The specific problem I'm thinking of is this:
- weather has to be synchronised across clients (if you see it's foggy and I don't, that's very bad)
- weather has to exist on billions of procgen planets
- weather therefore has to be consistent and persistent to stop weird stuff happening when two people get close enough together to merge instances (and also stop "I don't like fog" / relog / "ah, bright sunshine")
- it also has, as you say, to be consistent between the orbital level flying right down (in normal space, potentially) to the surface through the atmosphere layers
...all things which they've solved for terrain.
- weather
changes over time
...so the generation has to be dynamic and very efficient ... and ideally, given the rest of the game, give reasonably realistic weather patterns for the terrain, wind going around obstacles, etc.

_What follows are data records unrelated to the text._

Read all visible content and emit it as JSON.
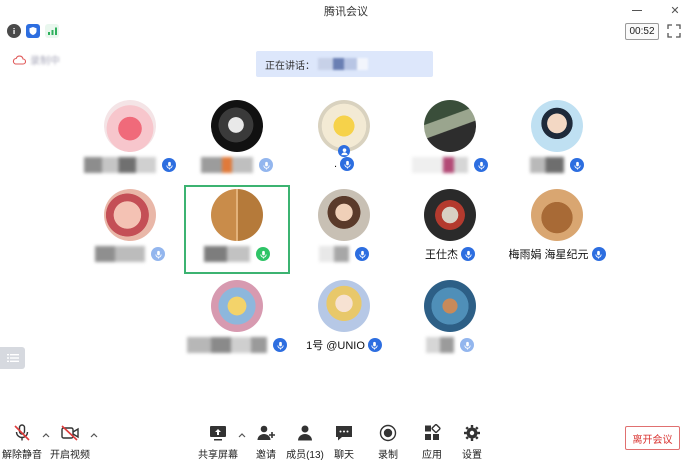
{
  "window": {
    "title": "腾讯会议"
  },
  "status": {
    "timer": "00:52",
    "recording_label": "录制中"
  },
  "speaker_banner": {
    "label": "正在讲话："
  },
  "participants": [
    {
      "name": "",
      "mic": "on"
    },
    {
      "name": "",
      "mic": "on"
    },
    {
      "name": ".",
      "mic": "on"
    },
    {
      "name": "",
      "mic": "on"
    },
    {
      "name": "",
      "mic": "on"
    },
    {
      "name": "",
      "mic": "dim"
    },
    {
      "name": "",
      "mic": "speaking"
    },
    {
      "name": "",
      "mic": "on"
    },
    {
      "name": "王仕杰",
      "mic": "on"
    },
    {
      "name": "梅雨娟 海星纪元",
      "mic": "on"
    },
    {
      "name": "",
      "mic": "on"
    },
    {
      "name": "1号 @UNIO",
      "mic": "on"
    },
    {
      "name": "",
      "mic": "dim"
    }
  ],
  "toolbar": {
    "unmute": "解除静音",
    "video": "开启视频",
    "share": "共享屏幕",
    "invite": "邀请",
    "members": "成员(13)",
    "chat": "聊天",
    "record": "录制",
    "apps": "应用",
    "settings": "设置",
    "leave": "离开会议"
  },
  "colors": {
    "accent": "#2d6ee0",
    "speaking": "#2fc467",
    "leave": "#d9322f",
    "banner": "#dde7fb"
  },
  "icons": [
    "info-icon",
    "shield-icon",
    "signal-icon",
    "fullscreen-icon",
    "cloud-icon",
    "list-icon",
    "mic-muted-icon",
    "video-off-icon",
    "share-screen-icon",
    "invite-icon",
    "members-icon",
    "chat-icon",
    "record-icon",
    "apps-icon",
    "gear-icon"
  ]
}
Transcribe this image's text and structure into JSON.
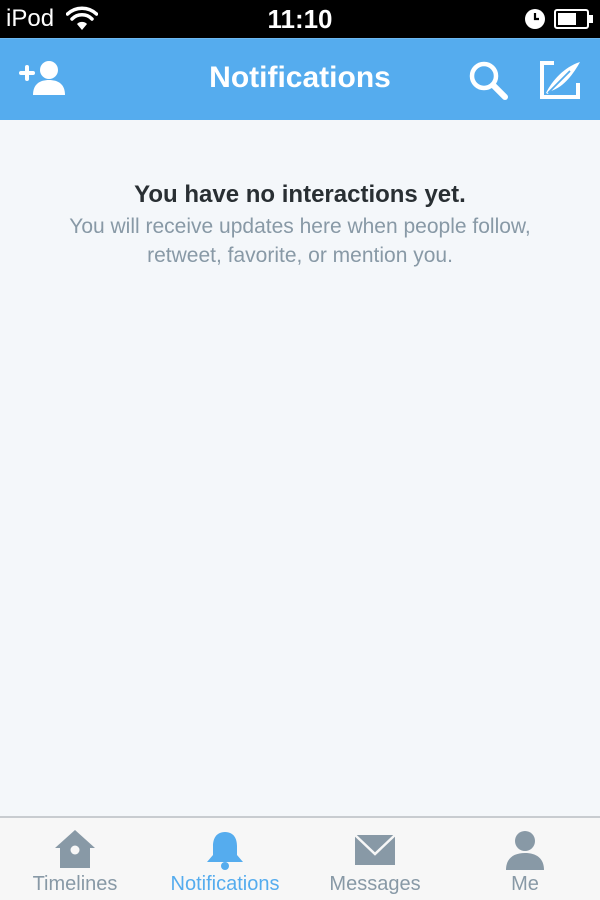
{
  "status_bar": {
    "carrier": "iPod",
    "time": "11:10"
  },
  "nav": {
    "title": "Notifications",
    "left_icon": "add-user-icon",
    "right_icons": [
      "search-icon",
      "compose-icon"
    ]
  },
  "empty_state": {
    "title": "You have no interactions yet.",
    "subtitle": "You will receive updates here when people follow, retweet, favorite, or mention you."
  },
  "tabs": [
    {
      "label": "Timelines",
      "icon": "home-icon",
      "active": false
    },
    {
      "label": "Notifications",
      "icon": "bell-icon",
      "active": true
    },
    {
      "label": "Messages",
      "icon": "envelope-icon",
      "active": false
    },
    {
      "label": "Me",
      "icon": "person-icon",
      "active": false
    }
  ],
  "colors": {
    "brand": "#55acee",
    "inactive": "#8899a6",
    "background": "#f4f7fa",
    "text_dark": "#292f33"
  }
}
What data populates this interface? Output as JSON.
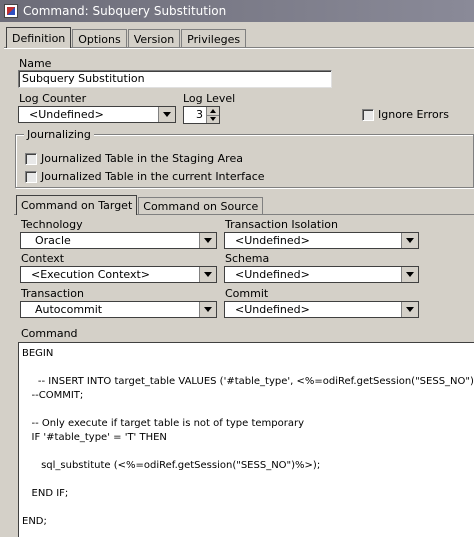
{
  "window": {
    "title": "Command: Subquery Substitution"
  },
  "tabs": [
    {
      "label": "Definition"
    },
    {
      "label": "Options"
    },
    {
      "label": "Version"
    },
    {
      "label": "Privileges"
    }
  ],
  "definition": {
    "name_label": "Name",
    "name_value": "Subquery Substitution",
    "log_counter_label": "Log Counter",
    "log_counter_value": "<Undefined>",
    "log_level_label": "Log Level",
    "log_level_value": "3",
    "ignore_errors_label": "Ignore Errors"
  },
  "journalizing": {
    "legend": "Journalizing",
    "option1": "Journalized Table in the Staging Area",
    "option2": "Journalized Table in the current Interface"
  },
  "subtabs": [
    {
      "label": "Command on Target"
    },
    {
      "label": "Command on Source"
    }
  ],
  "target": {
    "technology_label": "Technology",
    "technology_value": "Oracle",
    "transaction_isolation_label": "Transaction Isolation",
    "transaction_isolation_value": "<Undefined>",
    "context_label": "Context",
    "context_value": "<Execution Context>",
    "schema_label": "Schema",
    "schema_value": "<Undefined>",
    "transaction_label": "Transaction",
    "transaction_value": "Autocommit",
    "commit_label": "Commit",
    "commit_value": "<Undefined>",
    "command_label": "Command",
    "command_lines": [
      "BEGIN",
      "",
      "     -- INSERT INTO target_table VALUES ('#table_type', <%=odiRef.getSession(\"SESS_NO\")%>);",
      "   --COMMIT;",
      "",
      "   -- Only execute if target table is not of type temporary",
      "   IF '#table_type' = 'T' THEN",
      "",
      "      sql_substitute (<%=odiRef.getSession(\"SESS_NO\")%>);",
      "",
      "   END IF;",
      "",
      "END;"
    ]
  }
}
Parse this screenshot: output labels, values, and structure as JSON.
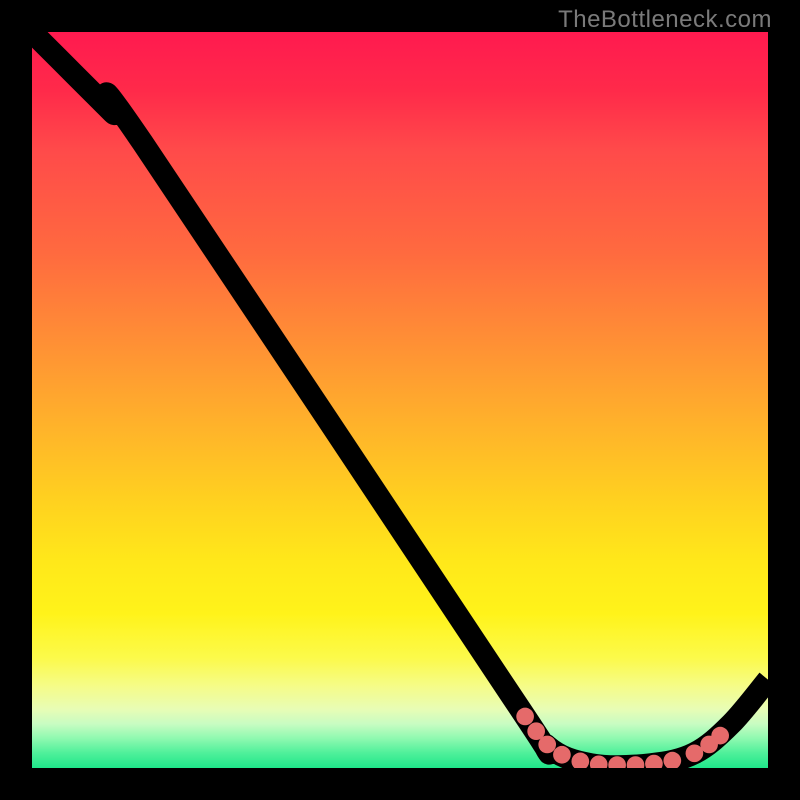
{
  "attribution": "TheBottleneck.com",
  "chart_data": {
    "type": "line",
    "title": "",
    "xlabel": "",
    "ylabel": "",
    "xlim": [
      0,
      100
    ],
    "ylim": [
      0,
      100
    ],
    "series": [
      {
        "name": "curve",
        "points": [
          {
            "x": 0,
            "y": 100
          },
          {
            "x": 6,
            "y": 94
          },
          {
            "x": 11,
            "y": 89
          },
          {
            "x": 15,
            "y": 85
          },
          {
            "x": 65,
            "y": 10
          },
          {
            "x": 70,
            "y": 3
          },
          {
            "x": 76,
            "y": 0.5
          },
          {
            "x": 84,
            "y": 0.5
          },
          {
            "x": 90,
            "y": 2
          },
          {
            "x": 95,
            "y": 6
          },
          {
            "x": 100,
            "y": 12
          }
        ]
      }
    ],
    "markers": [
      {
        "x": 67,
        "y": 7
      },
      {
        "x": 68.5,
        "y": 5
      },
      {
        "x": 70,
        "y": 3.2
      },
      {
        "x": 72,
        "y": 1.8
      },
      {
        "x": 74.5,
        "y": 0.9
      },
      {
        "x": 77,
        "y": 0.5
      },
      {
        "x": 79.5,
        "y": 0.4
      },
      {
        "x": 82,
        "y": 0.4
      },
      {
        "x": 84.5,
        "y": 0.6
      },
      {
        "x": 87,
        "y": 1.0
      },
      {
        "x": 90,
        "y": 2.0
      },
      {
        "x": 92,
        "y": 3.2
      },
      {
        "x": 93.5,
        "y": 4.4
      }
    ],
    "gradient_stops": [
      {
        "pos": 0,
        "color": "#ff1a4f"
      },
      {
        "pos": 50,
        "color": "#ffa82a"
      },
      {
        "pos": 80,
        "color": "#fff31a"
      },
      {
        "pos": 100,
        "color": "#1fe68a"
      }
    ]
  }
}
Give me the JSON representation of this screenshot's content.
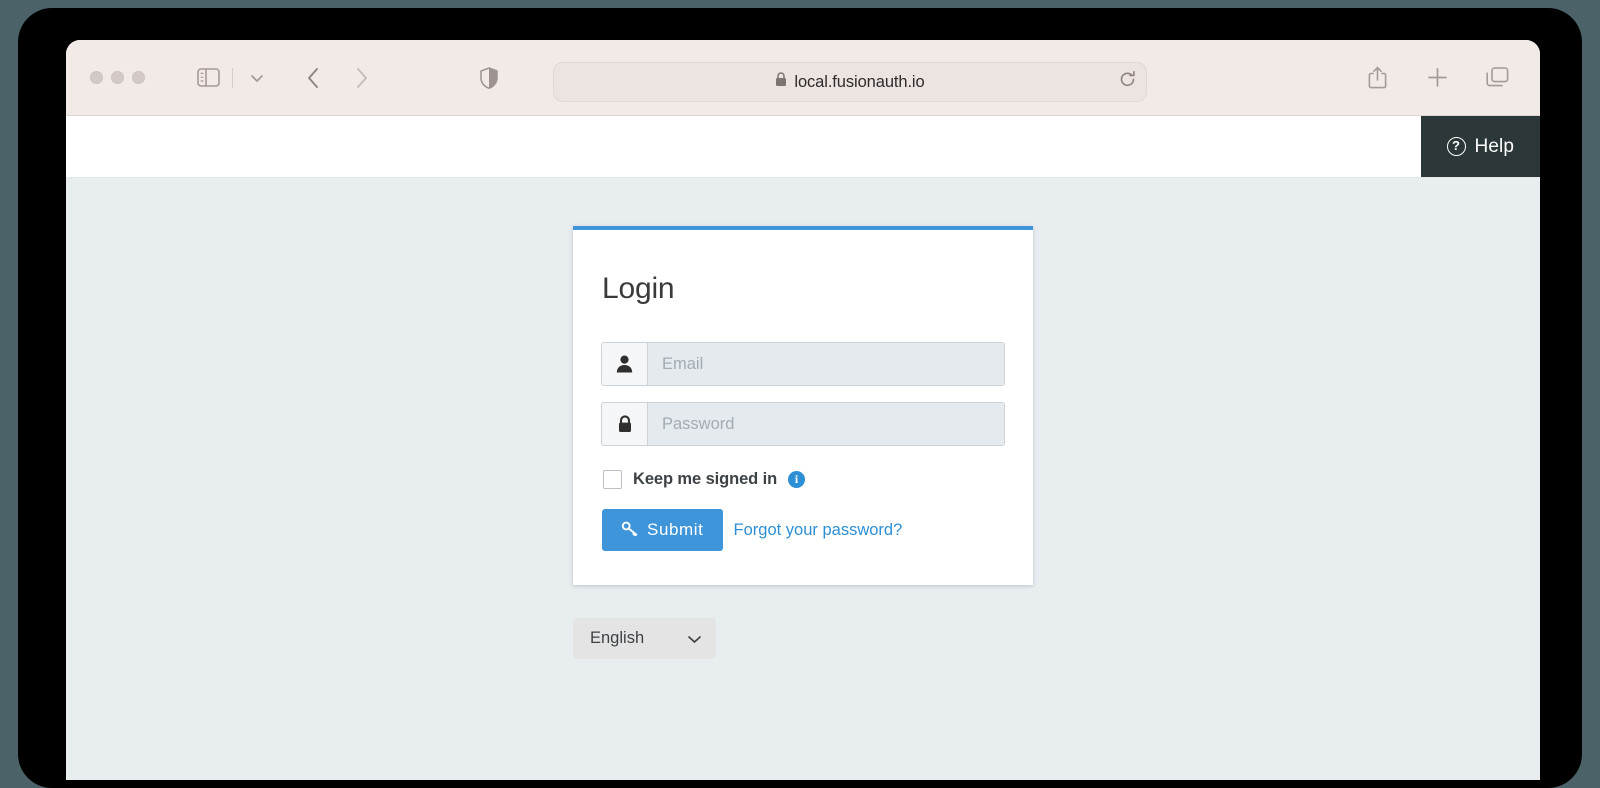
{
  "browser": {
    "traffic_lights": [
      "close",
      "minimize",
      "zoom"
    ],
    "sidebar_toggle_icon": "sidebar-icon",
    "sidebar_dropdown_icon": "chevron-down-icon",
    "back_icon": "chevron-left-icon",
    "forward_icon": "chevron-right-icon",
    "shield_icon": "shield-icon",
    "address": {
      "lock_icon": "lock-icon",
      "url": "local.fusionauth.io",
      "reload_icon": "reload-icon"
    },
    "share_icon": "share-icon",
    "new_tab_icon": "plus-icon",
    "tab_overview_icon": "tab-overview-icon"
  },
  "header": {
    "help_label": "Help",
    "help_icon": "question-circle-icon",
    "help_bg": "#2b3739"
  },
  "login": {
    "title": "Login",
    "accent_color": "#3e95d9",
    "email": {
      "icon": "user-icon",
      "placeholder": "Email",
      "value": ""
    },
    "password": {
      "icon": "lock-icon",
      "placeholder": "Password",
      "value": ""
    },
    "keep_signed_in": {
      "label": "Keep me signed in",
      "checked": false,
      "info_icon": "info-icon",
      "info_color": "#2d8fd5"
    },
    "submit": {
      "label": "Submit",
      "icon": "key-icon"
    },
    "forgot_link": "Forgot your password?"
  },
  "language": {
    "selected": "English",
    "chevron_icon": "chevron-down-icon",
    "options": [
      "English"
    ]
  },
  "page": {
    "background": "#e8edf0"
  }
}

The combination of the three underlined bits is the bit I cannot possibly see how they can do. Current stellar forge surface generation takes a few seconds just for a heightmap. I can just about see the very edge of how they might theoretically get something that works as a proof of concept for gas-giant atmospheres (where the lack of terrain simplifies matters a lot). Now, of course, Frontier can hire someone much better than me at "procedural weather generation" to work on the problem. I hope they do, because it would be amazing. But if the next five years is simply and only "Elite: Weather" that might not be enough.
The other games are all single-player (or limited location multiplayer?), so "consistent and persistent" isn't needed.